WordPress, Apache2, Permalinks and mod_rewrite under Ubuntu

Installing WordPress is pretty straightforward and needs no further clarification here.  But getting Permalinks to work – well that is a different story.  That is not well documented. Permalinks are those nice-looking URLs you can optionally create for your blog postings in WordPress.  I myself like this style: WPROOT/YYYY/MM/nice-title/.

When you try to activate that you’ll see it wants to put a .htaccess file in your blog top-level directory, which you may not have permission to write to from your admin account.  I do not because I feel that is a more secure way to run the server – as a user who cannot write to the HTML directories.  Fortunately, it generates the desired contents of the .htaccess file, which is characteristically inscrutable like most things in Apache server (I’m not a big fan of Apache).  So it will look something like this (bear in mind my WordPress blog was put in the /blog directory).

<IfModule mod_rewrite.c>
RewriteEngine On
RewriteBase /blog/
RewriteRule ^index\.php$ - [L]
RewriteCond %{REQUEST_FILENAME} !-f
RewriteCond %{REQUEST_FILENAME} !-d
RewriteRule . /blog/index.php [L]
</IfModule>

The main point is that it relies on the mod_rewrite module in apache2, which probably won’t work for you under a straight-up Ubuntu LAMP installation for two reasons.  And if you dig around you’ll quickly latch onto one or the other reason, but not both.

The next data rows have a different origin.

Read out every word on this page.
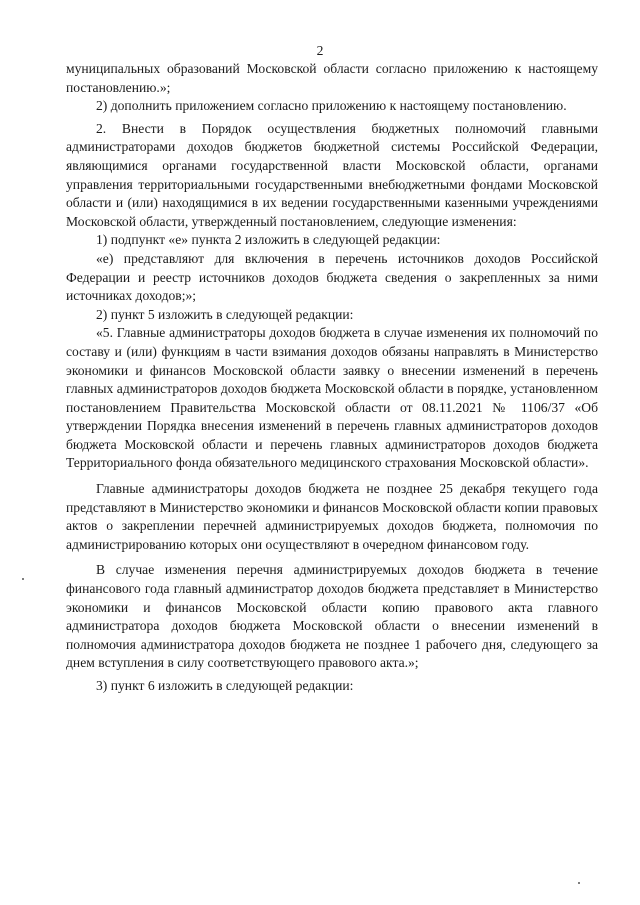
2

муниципальных образований Московской области согласно приложению к настоящему постановлению.»;

2) дополнить приложением согласно приложению к настоящему постановлению.

2. Внести в Порядок осуществления бюджетных полномочий главными администраторами доходов бюджетов бюджетной системы Российской Федерации, являющимися органами государственной власти Московской области, органами управления территориальными государственными внебюджетными фондами Московской области и (или) находящимися в их ведении государственными казенными учреждениями Московской области, утвержденный постановлением, следующие изменения:

1) подпункт «е» пункта 2 изложить в следующей редакции:

«е) представляют для включения в перечень источников доходов Российской Федерации и реестр источников доходов бюджета сведения о закрепленных за ними источниках доходов;»;

2) пункт 5 изложить в следующей редакции:

«5. Главные администраторы доходов бюджета в случае изменения их полномочий по составу и (или) функциям в части взимания доходов обязаны направлять в Министерство экономики и финансов Московской области заявку о внесении изменений в перечень главных администраторов доходов бюджета Московской области в порядке, установленном постановлением Правительства Московской области от 08.11.2021 № 1106/37 «Об утверждении Порядка внесения изменений в перечень главных администраторов доходов бюджета Московской области и перечень главных администраторов доходов бюджета Территориального фонда обязательного медицинского страхования Московской области».

Главные администраторы доходов бюджета не позднее 25 декабря текущего года представляют в Министерство экономики и финансов Московской области копии правовых актов о закреплении перечней администрируемых доходов бюджета, полномочия по администрированию которых они осуществляют в очередном финансовом году.

В случае изменения перечня администрируемых доходов бюджета в течение финансового года главный администратор доходов бюджета представляет в Министерство экономики и финансов Московской области копию правового акта главного администратора доходов бюджета Московской области о внесении изменений в полномочия администратора доходов бюджета не позднее 1 рабочего дня, следующего за днем вступления в силу соответствующего правового акта.»;

3) пункт 6 изложить в следующей редакции:
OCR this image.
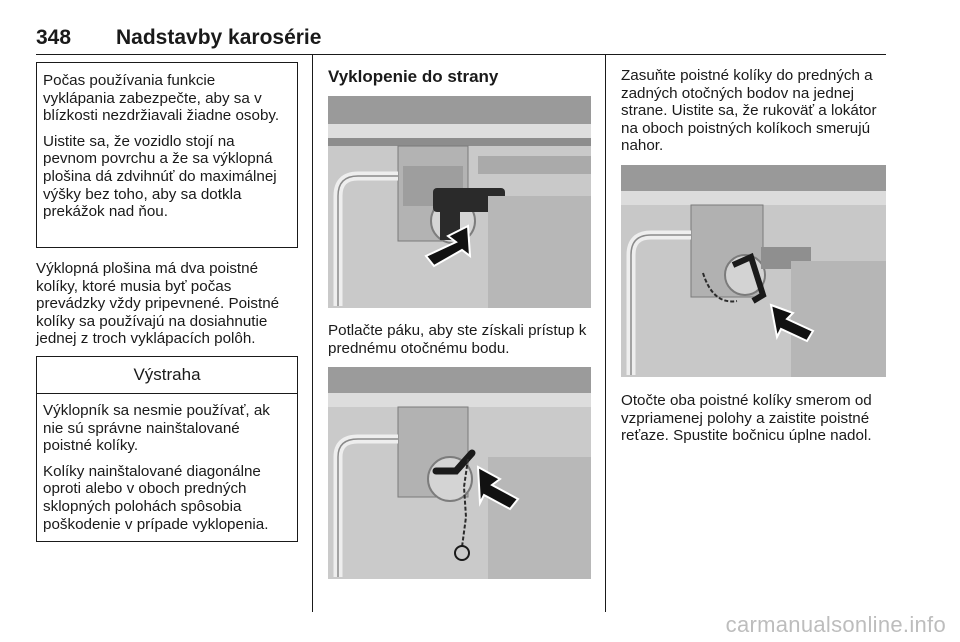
348 Nadstavby karosérie

Počas používania funkcie vyklápania zabezpečte, aby sa v blízkosti nezdržiavali žiadne osoby.

Uistite sa, že vozidlo stojí na pevnom povrchu a že sa výklopná plošina dá zdvihnúť do maximálnej výšky bez toho, aby sa dotkla prekážok nad ňou.

Výklopná plošina má dva poistné kolíky, ktoré musia byť počas prevádzky vždy pripevnené. Poistné kolíky sa používajú na dosiahnutie jednej z troch vyklápacích polôh.

Výstraha

Výklopník sa nesmie používať, ak nie sú správne nainštalované poistné kolíky.

Kolíky nainštalované diagonálne oproti alebo v oboch predných sklopných polohách spôsobia poškodenie v prípade vyklopenia.

Vyklopenie do strany

Potlačte páku, aby ste získali prístup k prednému otočnému bodu.

Zasuňte poistné kolíky do predných a zadných otočných bodov na jednej strane. Uistite sa, že rukoväť a lokátor na oboch poistných kolíkoch smerujú nahor.

Otočte oba poistné kolíky smerom od vzpriamenej polohy a zaistite poistné reťaze. Spustite bočnicu úplne nadol.

carmanualsonline.info
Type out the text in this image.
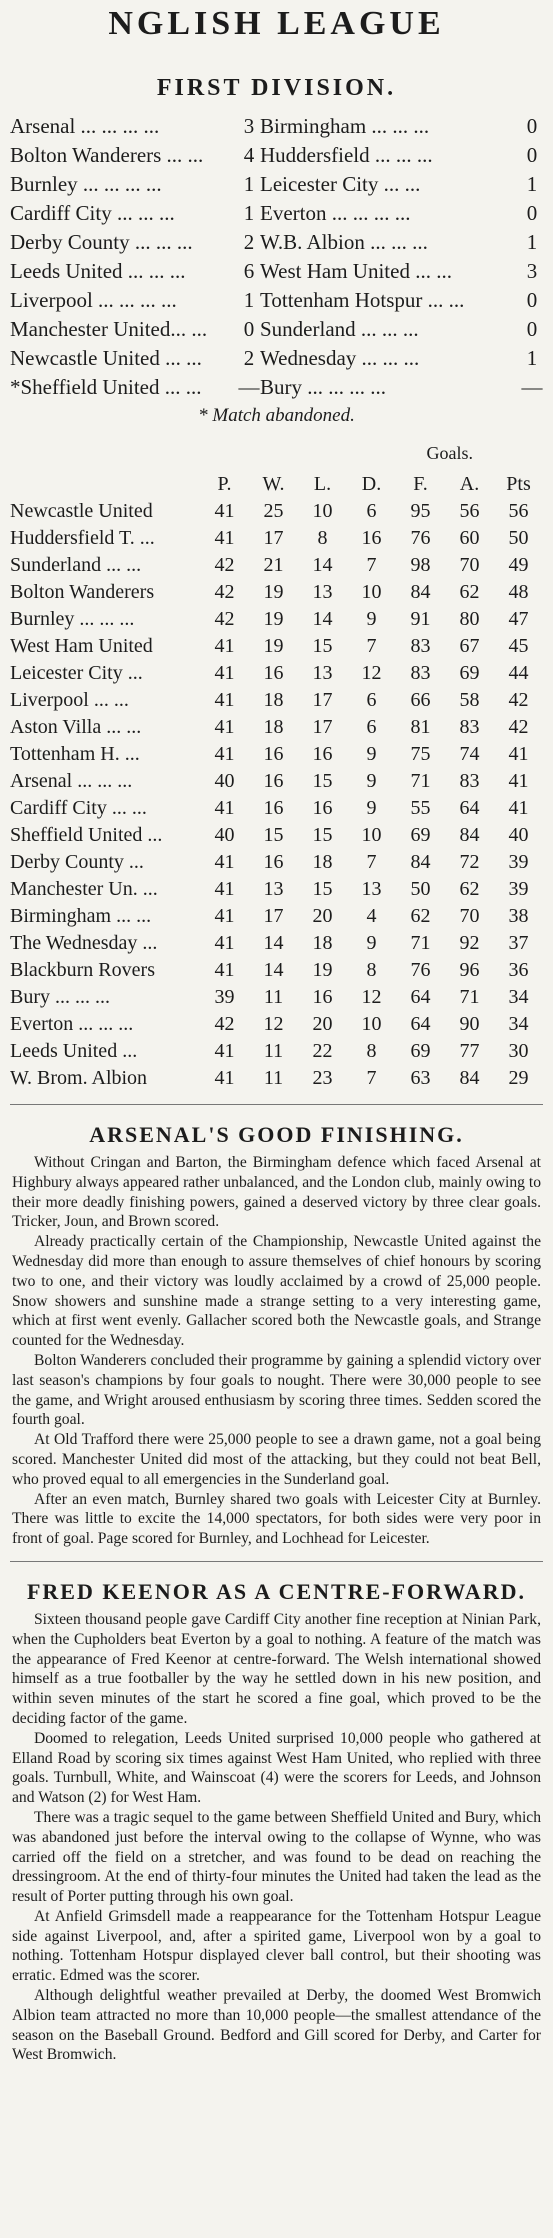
NGLISH LEAGUE
FIRST DIVISION.
Arsenal ... ... ... ...	3 Birmingham ... ... ...	0
Bolton Wanderers ... ...	4 Huddersfield ... ... ...	0
Burnley ... ... ... ...	1 Leicester City ... ...	1
Cardiff City ... ... ...	1 Everton ... ... ... ...	0
Derby County ... ... ...	2 W.B. Albion ... ... ...	1
Leeds United ... ... ...	6 West Ham United ... ...	3
Liverpool ... ... ... ...	1 Tottenham Hotspur ... ...	0
Manchester United... ...	0 Sunderland ... ... ...	0
Newcastle United ... ...	2 Wednesday ... ... ...	1
*Sheffield United ... ...	— Bury ... ... ... ...	—
* Match abandoned.
Goals.
P.	W.	L.	D.	F.	A.	Pts
Newcastle United	41	25	10	6	95	56	56
Huddersfield T. ...	41	17	8	16	76	60	50
Sunderland ... ...	42	21	14	7	98	70	49
Bolton Wanderers	42	19	13	10	84	62	48
Burnley ... ... ...	42	19	14	9	91	80	47
West Ham United	41	19	15	7	83	67	45
Leicester City ...	41	16	13	12	83	69	44
Liverpool ... ...	41	18	17	6	66	58	42
Aston Villa ... ...	41	18	17	6	81	83	42
Tottenham H. ...	41	16	16	9	75	74	41
Arsenal ... ... ...	40	16	15	9	71	83	41
Cardiff City ... ...	41	16	16	9	55	64	41
Sheffield United ...	40	15	15	10	69	84	40
Derby County ...	41	16	18	7	84	72	39
Manchester Un. ...	41	13	15	13	50	62	39
Birmingham ... ...	41	17	20	4	62	70	38
The Wednesday ...	41	14	18	9	71	92	37
Blackburn Rovers	41	14	19	8	76	96	36
Bury ... ... ...	39	11	16	12	64	71	34
Everton ... ... ...	42	12	20	10	64	90	34
Leeds United ...	41	11	22	8	69	77	30
W. Brom. Albion	41	11	23	7	63	84	29
ARSENAL'S GOOD FINISHING.

Without Cringan and Barton, the Birmingham defence which faced Arsenal at Highbury always appeared rather unbalanced, and the London club, mainly owing to their more deadly finishing powers, gained a deserved victory by three clear goals. Tricker, Joun, and Brown scored.

Already practically certain of the Championship, Newcastle United against the Wednesday did more than enough to assure themselves of chief honours by scoring two to one, and their victory was loudly acclaimed by a crowd of 25,000 people. Snow showers and sunshine made a strange setting to a very interesting game, which at first went evenly. Gallacher scored both the Newcastle goals, and Strange counted for the Wednesday.

Bolton Wanderers concluded their programme by gaining a splendid victory over last season's champions by four goals to nought. There were 30,000 people to see the game, and Wright aroused enthusiasm by scoring three times. Sedden scored the fourth goal.

At Old Trafford there were 25,000 people to see a drawn game, not a goal being scored. Manchester United did most of the attacking, but they could not beat Bell, who proved equal to all emergencies in the Sunderland goal.

After an even match, Burnley shared two goals with Leicester City at Burnley. There was little to excite the 14,000 spectators, for both sides were very poor in front of goal. Page scored for Burnley, and Lochhead for Leicester.

FRED KEENOR AS A CENTRE-FORWARD.

Sixteen thousand people gave Cardiff City another fine reception at Ninian Park, when the Cupholders beat Everton by a goal to nothing. A feature of the match was the appearance of Fred Keenor at centre-forward. The Welsh international showed himself as a true footballer by the way he settled down in his new position, and within seven minutes of the start he scored a fine goal, which proved to be the deciding factor of the game.

Doomed to relegation, Leeds United surprised 10,000 people who gathered at Elland Road by scoring six times against West Ham United, who replied with three goals. Turnbull, White, and Wainscoat (4) were the scorers for Leeds, and Johnson and Watson (2) for West Ham.

There was a tragic sequel to the game between Sheffield United and Bury, which was abandoned just before the interval owing to the collapse of Wynne, who was carried off the field on a stretcher, and was found to be dead on reaching the dressingroom. At the end of thirty-four minutes the United had taken the lead as the result of Porter putting through his own goal.

At Anfield Grimsdell made a reappearance for the Tottenham Hotspur League side against Liverpool, and, after a spirited game, Liverpool won by a goal to nothing. Tottenham Hotspur displayed clever ball control, but their shooting was erratic. Edmed was the scorer.

Although delightful weather prevailed at Derby, the doomed West Bromwich Albion team attracted no more than 10,000 people—the smallest attendance of the season on the Baseball Ground. Bedford and Gill scored for Derby, and Carter for West Bromwich.
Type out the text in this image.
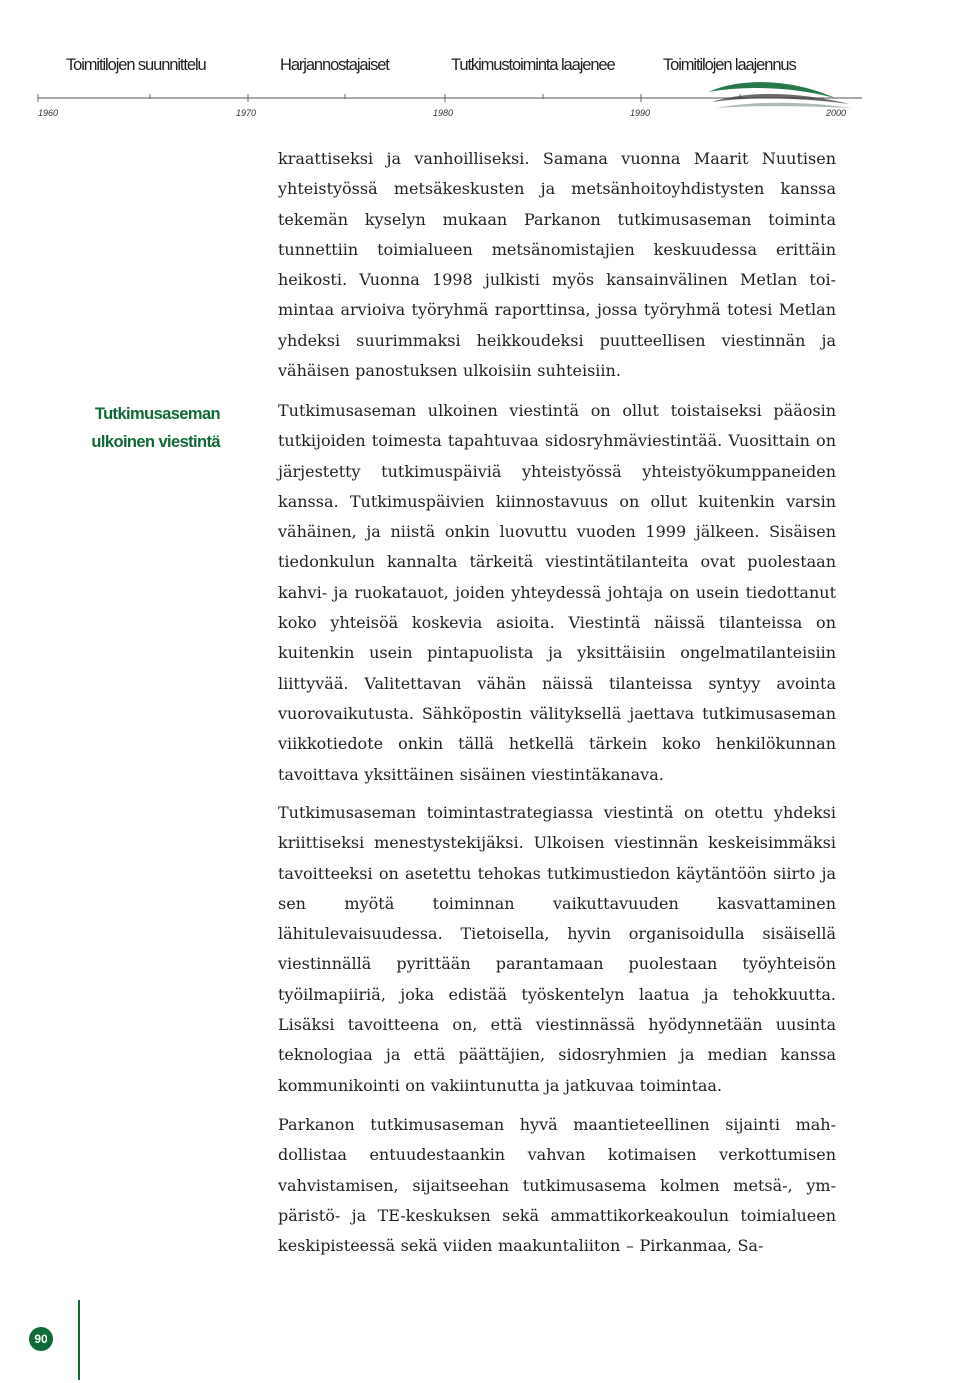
Toimitilojen suunnittelu	Harjannostajaiset	Tutkimustoiminta laajenee	Toimitilojen laajennus
1960	1970	1980	1990	2000
Tutkimusaseman
ulkoinen viestintä

kraattiseksi ja vanhoilliseksi. Samana vuonna Maarit Nuutisen yhteistyössä metsäkeskusten ja metsänhoitoyhdistysten kanssa tekemän kyselyn mukaan Parkanon tutkimusaseman toiminta tunnettiin toimialueen metsänomistajien keskuudessa erittäin heikosti. Vuonna 1998 julkisti myös kansainvälinen Metlan toimintaa arvioiva työryhmä raporttinsa, jossa työryhmä totesi Metlan yhdeksi suurimmaksi heikkoudeksi puutteellisen viestinnän ja vähäisen panostuksen ulkoisiin suhteisiin.

Tutkimusaseman ulkoinen viestintä on ollut toistaiseksi pääosin tutkijoiden toimesta tapahtuvaa sidosryhmäviestintää. Vuosittain on järjestetty tutkimuspäiviä yhteistyössä yhteistyökumppaneiden kanssa. Tutkimuspäivien kiinnostavuus on ollut kuitenkin varsin vähäinen, ja niistä onkin luovuttu vuoden 1999 jälkeen. Sisäisen tiedonkulun kannalta tärkeitä viestintätilanteita ovat puolestaan kahvi- ja ruokatauot, joiden yhteydessä johtaja on usein tiedottanut koko yhteisöä koskevia asioita. Viestintä näissä tilanteissa on kuitenkin usein pintapuolista ja yksittäisiin ongelmatilanteisiin liittyvää. Valitettavan vähän näissä tilanteissa syntyy avointa vuorovaikutusta. Sähköpostin välityksellä jaettava tutkimusaseman viikkotiedote onkin tällä hetkellä tärkein koko henkilökunnan tavoittava yksittäinen sisäinen viestintäkanava.

Tutkimusaseman toimintastrategiassa viestintä on otettu yhdeksi kriittiseksi menestystekijäksi. Ulkoisen viestinnän keskeisimmäksi tavoitteeksi on asetettu tehokas tutkimustiedon käytäntöön siirto ja sen myötä toiminnan vaikuttavuuden kasvattaminen lähitulevaisuudessa. Tietoisella, hyvin organisoidulla sisäisellä viestinnällä pyrittään parantamaan puolestaan työyhteisön työilmapiiriä, joka edistää työskentelyn laatua ja tehokkuutta. Lisäksi tavoitteena on, että viestinnässä hyödynnetään uusinta teknologiaa ja että päättäjien, sidosryhmien ja median kanssa kommunikointi on vakiintunutta ja jatkuvaa toimintaa.

Parkanon tutkimusaseman hyvä maantieteellinen sijainti mahdollistaa entuudestaankin vahvan kotimaisen verkottumisen vahvistamisen, sijaitseehan tutkimusasema kolmen metsä-, ympäristö- ja TE-keskuksen sekä ammattikorkeakoulun toimialueen keskipisteessä sekä viiden maakuntaliiton – Pirkanmaa, Sa-

90
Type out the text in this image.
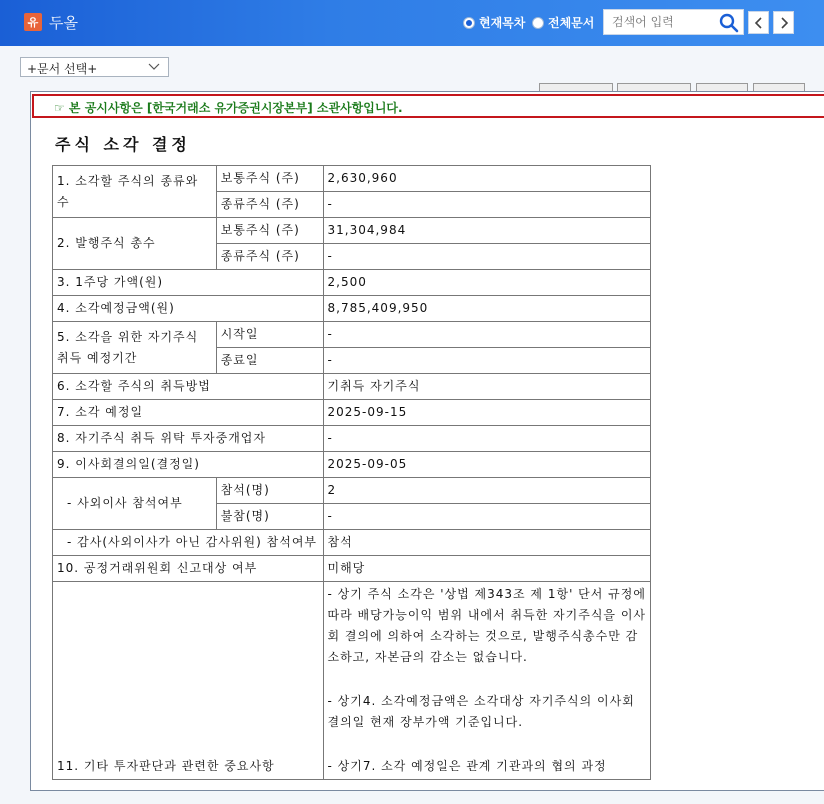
유 두올	현재목차 전체문서
검색어 입력
+문서 선택+
☞ 본 공시사항은 [한국거래소 유가증권시장본부] 소관사항입니다.
주식 소각 결정
1. 소각할 주식의 종류와 수	보통주식 (주)	2,630,960
	종류주식 (주)	-
2. 발행주식 총수	보통주식 (주)	31,304,984
	종류주식 (주)	-
3. 1주당 가액(원)		2,500
4. 소각예정금액(원)		8,785,409,950
5. 소각을 위한 자기주식 취득 예정기간	시작일	-
	종료일	-
6. 소각할 주식의 취득방법		기취득 자기주식
7. 소각 예정일		2025-09-15
8. 자기주식 취득 위탁 투자중개업자		-
9. 이사회결의일(결정일)		2025-09-05
- 사외이사 참석여부	참석(명)	2
	불참(명)	-
- 감사(사외이사가 아닌 감사위원) 참석여부		참석
10. 공정거래위원회 신고대상 여부		미해당
11. 기타 투자판단과 관련한 중요사항		- 상기 주식 소각은 '상법 제343조 제 1항' 단서 규정에 따라 배당가능이익 범위 내에서 취득한 자기주식을 이사회 결의에 의하여 소각하는 것으로, 발행주식총수만 감소하고, 자본금의 감소는 없습니다.
- 상기4. 소각예정금액은 소각대상 자기주식의 이사회 결의일 현재 장부가액 기준입니다.
- 상기7. 소각 예정일은 관계 기관과의 협의 과정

You need to activate mod_rewrite.

You need to enable mod_rewrite in your conf file.

To activate mod_rewrite run

sudo a2enmod rewrite

(of course I’m assuming you have root access).  This stands for, more-or-less, Apache2 enable module rewrite.  Note what it does, it creates symlinks from the /etc/apache2/mods-enabled directory for each module which has been enabled.  By default, mod_rewrite is NOT enabled in Ubuntu server 10.10, for some reason.

In your Apache configuration file (yours may be /etc/apache2/sites-enabled/000-default or another file in that directory) you’ll probably have this statement in your Directory section that pertains to your WordPress document root:

AllowOverride none

You will need to change it to

AllowOverride All

For instance, for me with my WordPress blog root at /var/www/blog, my Apache configuration file now looks like this:

<VirtualHost *:80>
...
        <Directory /var/www/blog>
                AllowOverride All
        </Directory>
...

Restart Apache, make sure those .htaccess lines are in your blog’s main directory, and you should be good to go.